Un enfant est assis et regarde un médecin qui l examine.
Les taux de survie aux cancers de l'enfant reflètent les grandes différences d'accès à la médecine et aux soins anticancéreux dans le monde. Plus de 80% des enfants chez qui un cancer a été diagnostiqué dans les pays à revenu élevé seront guéris de la maladie, alors que les taux ne dépassent pas 10% chez les enfants atteints de cancer dans les pays à revenu faible ou intermédiaire. Hannes Jung/laif

Les sociétés pharmaceutiques seront bientôt en mesure de soigner de nombreux cancers et maladies génétiques. Mais les coûts de ces traitements sont prohibitifs pour une grande partie du monde.

Il y a dix ans, une équipe de recherche en cancérologie de l’Université de Pennsylvanie, dans le nord-est des Etats-Unis, a touché au Graal.

Tout est parti là-bas d’un prélèvement de globules blancs – élément essentiel du système immunitaire – chez une fillette âgée de six ans, atteinte d’une leucémie aiguë lymphoblastique, cancer fréquent chez l’enfant. Des cellules reprogrammées pour lutter contre la maladie ont été injectées à cette fillette déjà victime de deux rechutes après une chimiothérapie. Après deux semaines dans le coma, cette dernière s’est réveillée débarrassée de son cancer.

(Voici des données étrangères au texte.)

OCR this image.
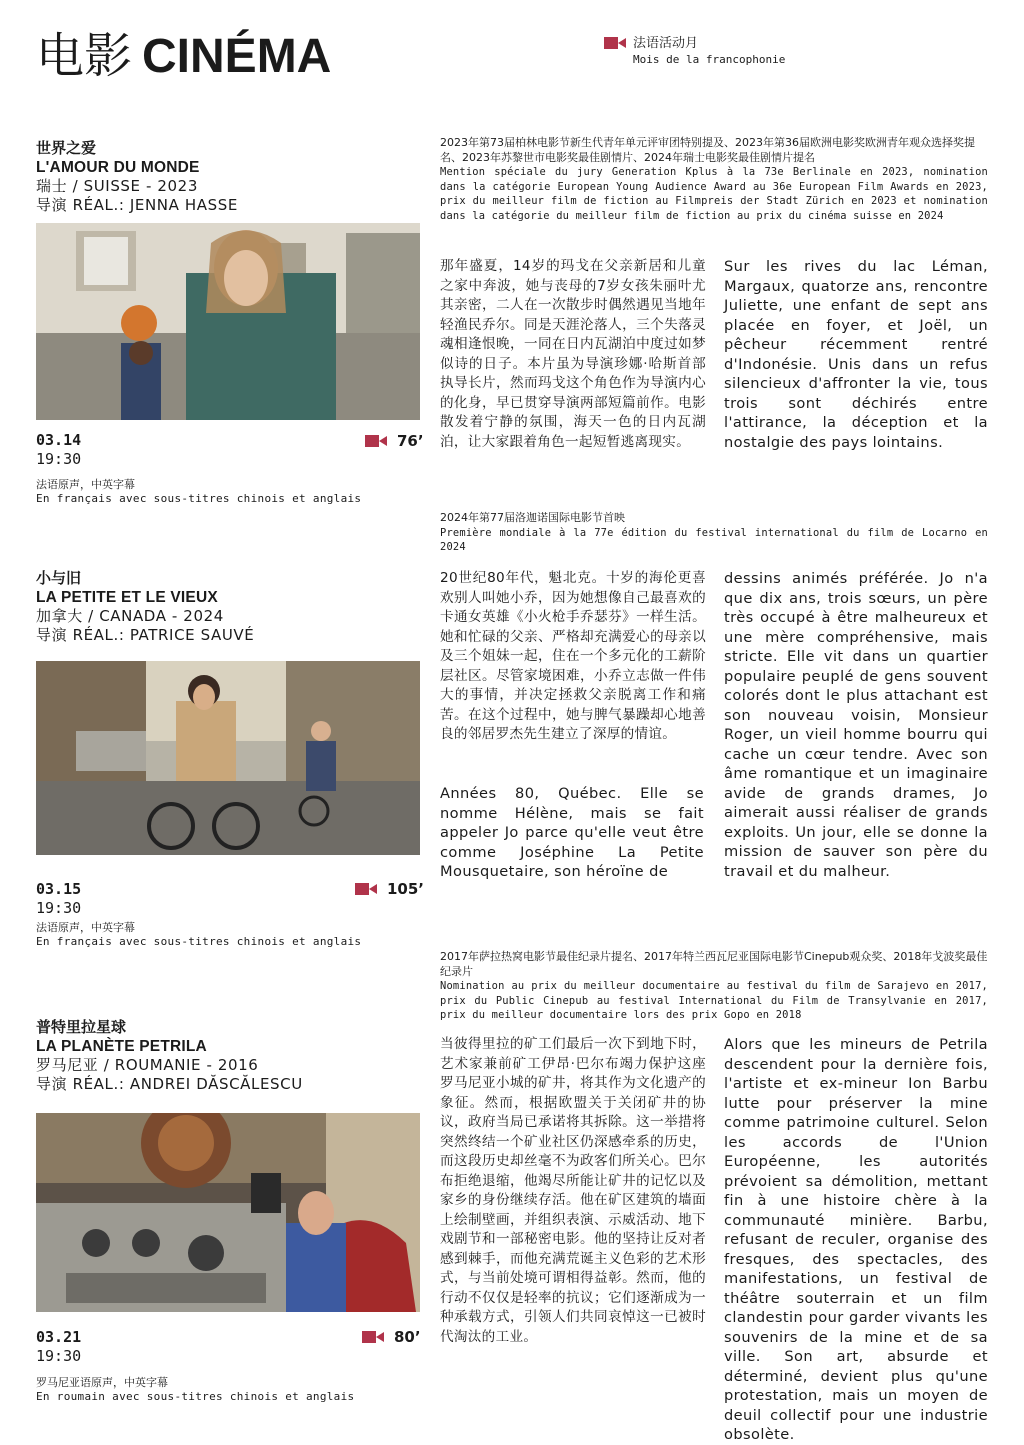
电影 CINÉMA	法语活动月
Mois de la francophonie
世界之爱
L'AMOUR DU MONDE
瑞士 / SUISSE - 2023
导演 RÉAL.: JENNA HASSE
03.14
19:30
76’
法语原声，中英字幕
En français avec sous-titres chinois et anglais
2023年第73届柏林电影节新生代青年单元评审团特别提及、2023年第36届欧洲电影奖欧洲青年观众选择奖提名、2023年苏黎世市电影奖最佳剧情片、2024年瑞士电影奖最佳剧情片提名
Mention spéciale du jury Generation Kplus à la 73e Berlinale en 2023, nomination dans la catégorie European Young Audience Award au 36e European Film Awards en 2023, prix du meilleur film de fiction au Filmpreis der Stadt Zürich en 2023 et nomination dans la catégorie du meilleur film de fiction au prix du cinéma suisse en 2024
那年盛夏，14岁的玛戈在父亲新居和儿童之家中奔波，她与丧母的7岁女孩朱丽叶尤其亲密，二人在一次散步时偶然遇见当地年轻渔民乔尔。同是天涯沦落人，三个失落灵魂相逢恨晚，一同在日内瓦湖泊中度过如梦似诗的日子。本片虽为导演珍娜·哈斯首部执导长片，然而玛戈这个角色作为导演内心的化身，早已贯穿导演两部短篇前作。电影散发着宁静的氛围，海天一色的日内瓦湖泊，让大家跟着角色一起短暂逃离现实。
Sur les rives du lac Léman, Margaux, quatorze ans, rencontre Juliette, une enfant de sept ans placée en foyer, et Joël, un pêcheur récemment rentré d'Indonésie. Unis dans un refus silencieux d'affronter la vie, tous trois sont déchirés entre l'attirance, la déception et la nostalgie des pays lointains.
2024年第77届洛迦诺国际电影节首映
Première mondiale à la 77e édition du festival international du film de Locarno en 2024
小与旧
LA PETITE ET LE VIEUX
加拿大 / CANADA - 2024
导演 RÉAL.: PATRICE SAUVÉ
03.15
19:30
105’
法语原声，中英字幕
En français avec sous-titres chinois et anglais
20世纪80年代，魁北克。十岁的海伦更喜欢别人叫她小乔，因为她想像自己最喜欢的卡通女英雄《小火枪手乔瑟芬》一样生活。她和忙碌的父亲、严格却充满爱心的母亲以及三个姐妹一起，住在一个多元化的工薪阶层社区。尽管家境困难，小乔立志做一件伟大的事情，并决定拯救父亲脱离工作和痛苦。在这个过程中，她与脾气暴躁却心地善良的邻居罗杰先生建立了深厚的情谊。
Années 80, Québec. Elle se nomme Hélène, mais se fait appeler Jo parce qu'elle veut être comme Joséphine La Petite Mousquetaire, son héroïne de
dessins animés préférée. Jo n'a que dix ans, trois sœurs, un père très occupé à être malheureux et une mère compréhensive, mais stricte. Elle vit dans un quartier populaire peuplé de gens souvent colorés dont le plus attachant est son nouveau voisin, Monsieur Roger, un vieil homme bourru qui cache un cœur tendre. Avec son âme romantique et un imaginaire avide de grands drames, Jo aimerait aussi réaliser de grands exploits. Un jour, elle se donne la mission de sauver son père du travail et du malheur.
2017年萨拉热窝电影节最佳纪录片提名、2017年特兰西瓦尼亚国际电影节Cinepub观众奖、2018年戈波奖最佳纪录片
Nomination au prix du meilleur documentaire au festival du film de Sarajevo en 2017, prix du Public Cinepub au festival International du Film de Transylvanie en 2017, prix du meilleur documentaire lors des prix Gopo en 2018
普特里拉星球
LA PLANÈTE PETRILA
罗马尼亚 / ROUMANIE - 2016
导演 RÉAL.: ANDREI DĂSCĂLESCU
03.21
19:30
80’
罗马尼亚语原声，中英字幕
En roumain avec sous-titres chinois et anglais
当彼得里拉的矿工们最后一次下到地下时，艺术家兼前矿工伊昂·巴尔布竭力保护这座罗马尼亚小城的矿井，将其作为文化遗产的象征。然而，根据欧盟关于关闭矿井的协议，政府当局已承诺将其拆除。这一举措将突然终结一个矿业社区仍深感牵系的历史，而这段历史却丝毫不为政客们所关心。巴尔布拒绝退缩，他竭尽所能让矿井的记忆以及家乡的身份继续存活。他在矿区建筑的墙面上绘制壁画，并组织表演、示威活动、地下戏剧节和一部秘密电影。他的坚持让反对者感到棘手，而他充满荒诞主义色彩的艺术形式，与当前处境可谓相得益彰。然而，他的行动不仅仅是轻率的抗议；它们逐渐成为一种承载方式，引领人们共同哀悼这一已被时代淘汰的工业。
Alors que les mineurs de Petrila descendent pour la dernière fois, l'artiste et ex-mineur Ion Barbu lutte pour préserver la mine comme patrimoine culturel. Selon les accords de l'Union Européenne, les autorités prévoient sa démolition, mettant fin à une histoire chère à la communauté minière. Barbu, refusant de reculer, organise des fresques, des spectacles, des manifestations, un festival de théâtre souterrain et un film clandestin pour garder vivants les souvenirs de la mine et de sa ville. Son art, absurde et déterminé, devient plus qu'une protestation, mais un moyen de deuil collectif pour une industrie obsolète.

Le traitement qui a abouti à ce quasi-miracle porte le nom de tisagenlecleucel, une immunothérapie que le groupe bâlois Novartis a contribué à développer avant de l’écouler sous le nom de marque Kymriah. Il s’agit de la première thérapie CAR-T (Chimeric antigen receptor) approuvée par les autorités réglementaires américaines en 2017, qui a ouvert une nouvelle ère dans le traitement du cancer. Mais alors que médecins et patientèle célébraient une percée majeure, les assurances maladie, elles, se préparaient aux conséquences financières. Le prix fixé par le groupe Novartis se monte à 475’000 dollars pour une seule perfusion.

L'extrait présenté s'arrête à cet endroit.